Trump issues deadline for Iran to open the Strait or face destruction of civilian infrastructure including bridges, power plants, and water facilities. Legal experts call it a threatened war crime. Trump brushes off concerns: “No.”
Apr 7–8, 2026
Two-week ceasefire agreed — 88 minutes before deadline
US and Iran agree to two-week ceasefire brokered by Pakistan. Trump declares “total and complete victory.” Iran simultaneously declares its own victory. Lebanon not included in deal — Israeli strikes continue. Strait partially reopened under Iranian coordination and fee schedule.
Apr 10–11, 2026
Islamabad talks begin
US and Iranian delegations arrive in Pakistan for negotiations. JD Vance leads US side. Iran’s 10-point proposal — including nuclear enrichment rights, US military withdrawal, and sanctions relief — is the stated basis. Outcome unknown.
On the RecordCongress, Veterans, and Officials Who Said No.Documented statements — sourced to primary reporting
Joe Kent
Director, National Counterterrorism Center (resigned March 17, 2026)
“There was no intelligence that showed an imminent threat from Iran to the United States. We had no intelligence to indicate Iran was on the cusp of building a nuclear weapon.”
Military.com / Tucker Carlson interview, March 18, 2026
Sen. Cory Booker (D-NJ)
Senate Foreign Relations Committee
“I think what we are witnessing here is the most monumental strategic stupidity exhibited by any president in our lifetime.”
MSNBC Rachel Maddow Show, March 16, 2026
Sen. Elizabeth Warren (D-MA)
Senate Armed Services Committee
“A war based on lies. A war launched with no imminent threat to our nation.”
Senate floor speech, March 3, 2026
Sen. Tammy Duckworth (D-IL)
Retired Lt. Colonel, Army helicopter pilot
“We’re here to stop a man who was never brave enough to serve in uniform himself from using our heroes as cannon fodder.”
Senate Democrats war powers vote, March 25, 2026
Sen. Rand Paul (R-KY)
Republican — voted for war powers resolution
“War should be a last resort, not our first move. A war of choice is not my choice.”
X/Twitter, March 2026
Sen. Mark Warner (D-VA)
Vice Chair, Senate Intelligence Committee
“There was no credible evidence of an imminent threat from Iran that would justify rushing the United States into another war of choice in the Middle East.”
CNBC, March 17, 2026
Aaron David Miller
Senior Fellow, Carnegie Endowment for International Peace; former Middle East adviser to Republican and Democratic secretaries of state
“If the war stopped tomorrow, this constitutes a historic strategic defeat for the U.S., especially when this was a war of choice.”

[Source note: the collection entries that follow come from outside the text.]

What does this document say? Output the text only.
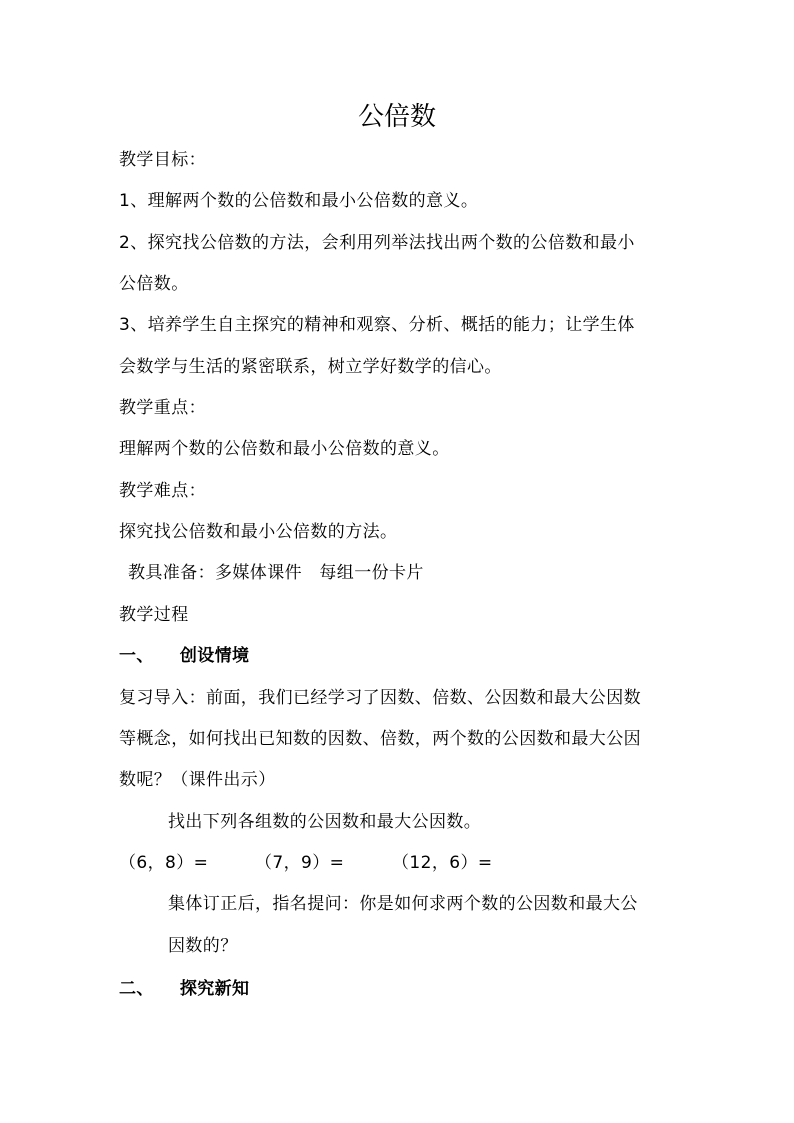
公倍数
教学目标：
1、理解两个数的公倍数和最小公倍数的意义。
2、探究找公倍数的方法，会利用列举法找出两个数的公倍数和最小
公倍数。
3、培养学生自主探究的精神和观察、分析、概括的能力；让学生体
会数学与生活的紧密联系，树立学好数学的信心。
教学重点：
理解两个数的公倍数和最小公倍数的意义。
教学难点：
探究找公倍数和最小公倍数的方法。
教具准备：多媒体课件   每组一份卡片
教学过程
一、 创设情境
复习导入：前面，我们已经学习了因数、倍数、公因数和最大公因数
等概念，如何找出已知数的因数、倍数，两个数的公因数和最大公因
数呢？（课件出示）
找出下列各组数的公因数和最大公因数。
（6，8）=	（7，9）=	（12，6）=
集体订正后，指名提问：你是如何求两个数的公因数和最大公
因数的？
二、 探究新知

PBS NewsHour, April 10, 2026
Rep. Ruben Gallego (D-AZ)
Marine infantry veteran, Iraq
“I watched my brothers die in Iraq for a mission that was never clearly justified to the American people, and I came home carrying the weight of that.”

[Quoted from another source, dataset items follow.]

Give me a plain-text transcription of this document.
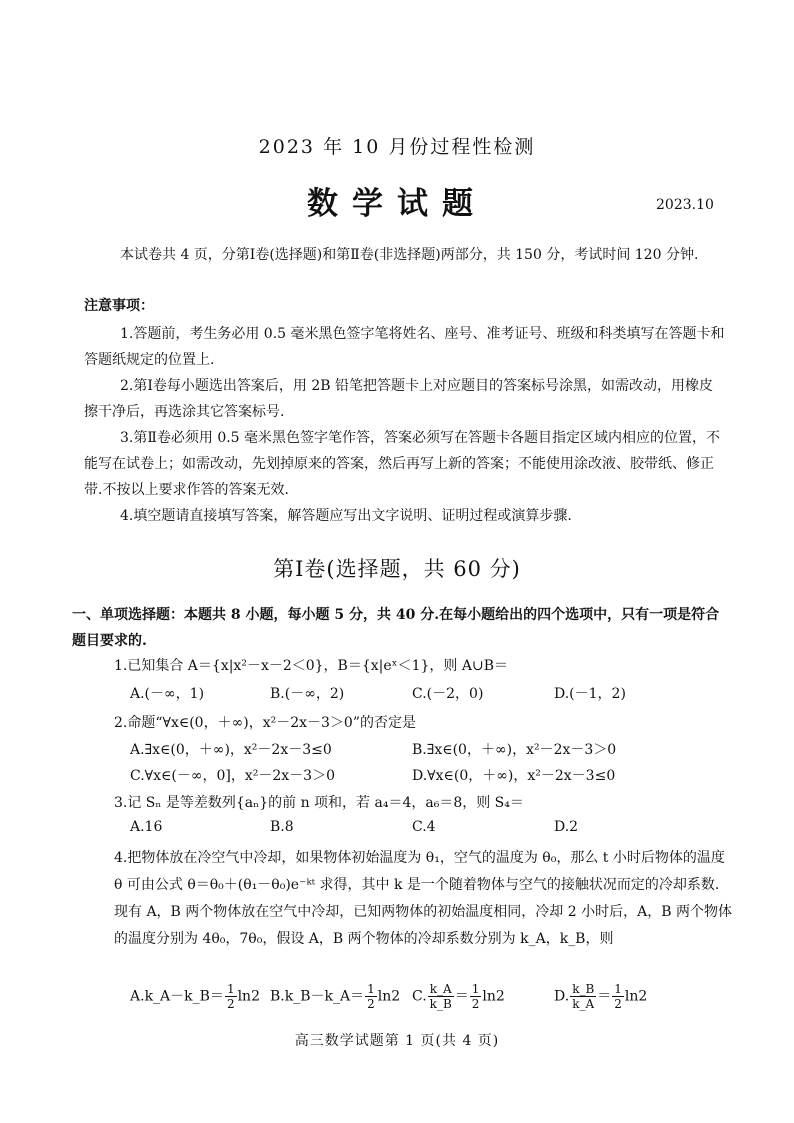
2023 年 10 月份过程性检测
数学试题	2023.10
本试卷共 4 页，分第Ⅰ卷(选择题)和第Ⅱ卷(非选择题)两部分，共 150 分，考试时间 120 分钟.
注意事项：
1.答题前，考生务必用 0.5 毫米黑色签字笔将姓名、座号、准考证号、班级和科类填写在答题卡和答题纸规定的位置上.
2.第Ⅰ卷每小题选出答案后，用 2B 铅笔把答题卡上对应题目的答案标号涂黑，如需改动，用橡皮擦干净后，再选涂其它答案标号.
3.第Ⅱ卷必须用 0.5 毫米黑色签字笔作答，答案必须写在答题卡各题目指定区域内相应的位置，不能写在试卷上；如需改动，先划掉原来的答案，然后再写上新的答案；不能使用涂改液、胶带纸、修正带.不按以上要求作答的答案无效.
4.填空题请直接填写答案，解答题应写出文字说明、证明过程或演算步骤.
第Ⅰ卷(选择题，共 60 分)
一、单项选择题：本题共 8 小题，每小题 5 分，共 40 分.在每小题给出的四个选项中，只有一项是符合题目要求的.
1.已知集合 A＝{x|x²－x－2＜0}，B＝{x|eˣ＜1}，则 A∪B＝
A.(－∞，1)	B.(－∞，2)	C.(－2，0)	D.(－1，2)
2.命题“∀x∈(0，＋∞)，x²－2x－3＞0”的否定是
A.∃x∈(0，＋∞)，x²－2x－3≤0	B.∃x∈(0，＋∞)，x²－2x－3＞0
C.∀x∈(－∞，0]，x²－2x－3＞0	D.∀x∈(0，＋∞)，x²－2x－3≤0
3.记 Sₙ 是等差数列{aₙ}的前 n 项和，若 a₄＝4，a₆＝8，则 S₄＝
A.16	B.8	C.4	D.2
4.把物体放在冷空气中冷却，如果物体初始温度为 θ₁，空气的温度为 θ₀，那么 t 小时后物体的温度 θ 可由公式 θ＝θ₀＋(θ₁－θ₀)e⁻ᵏᵗ 求得，其中 k 是一个随着物体与空气的接触状况而定的冷却系数.现有 A，B 两个物体放在空气中冷却，已知两物体的初始温度相同，冷却 2 小时后，A，B 两个物体的温度分别为 4θ₀，7θ₀，假设 A，B 两个物体的冷却系数分别为 k_A，k_B，则
A.k_A－k_B＝ $\frac{1}{2} \ln 2$ B.k_B－k_A＝ $\frac{1}{2} \ln 2$ C. $\frac{k\_A}{k\_B} = \frac{1}{2} \ln 2$	D. $\frac{k\_B}{k\_A} = \frac{1}{2} \ln 2$
高三数学试题第 1 页(共 4 页)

Task and Purpose, March 2026
Sen. Tim Kaine (D-VA)
Senate Foreign Relations Committee
“The administration has made no claim that any previous authorization gives them the power to wage this war. There was zero evidence of imminence.”
CNBC, March 9, 2026
Sen. Chris Van Hollen (D-MD)
“Trump is lying to the American people as he launches an illegal, regime-change war against Iran.”
NPR, March 4, 2026
Ret. Col. Joe Buccino
Army, 27 years, former CENTCOM spokesman
“They’re completely diminishing what they’re asking the nation to do in Iran. It seems almost obscene relative to the actual violence and suffering that’s involved.”
Washington Post, March 25, 2026
Kenneth Roth
Former Executive Director, Human Rights Watch
“Trump is openly threatening collective punishment, targeting not the Iranian military but the Iranian people. Attacking civilians is a war crime. So is making threats with the aim of terrorizing the civilian population.”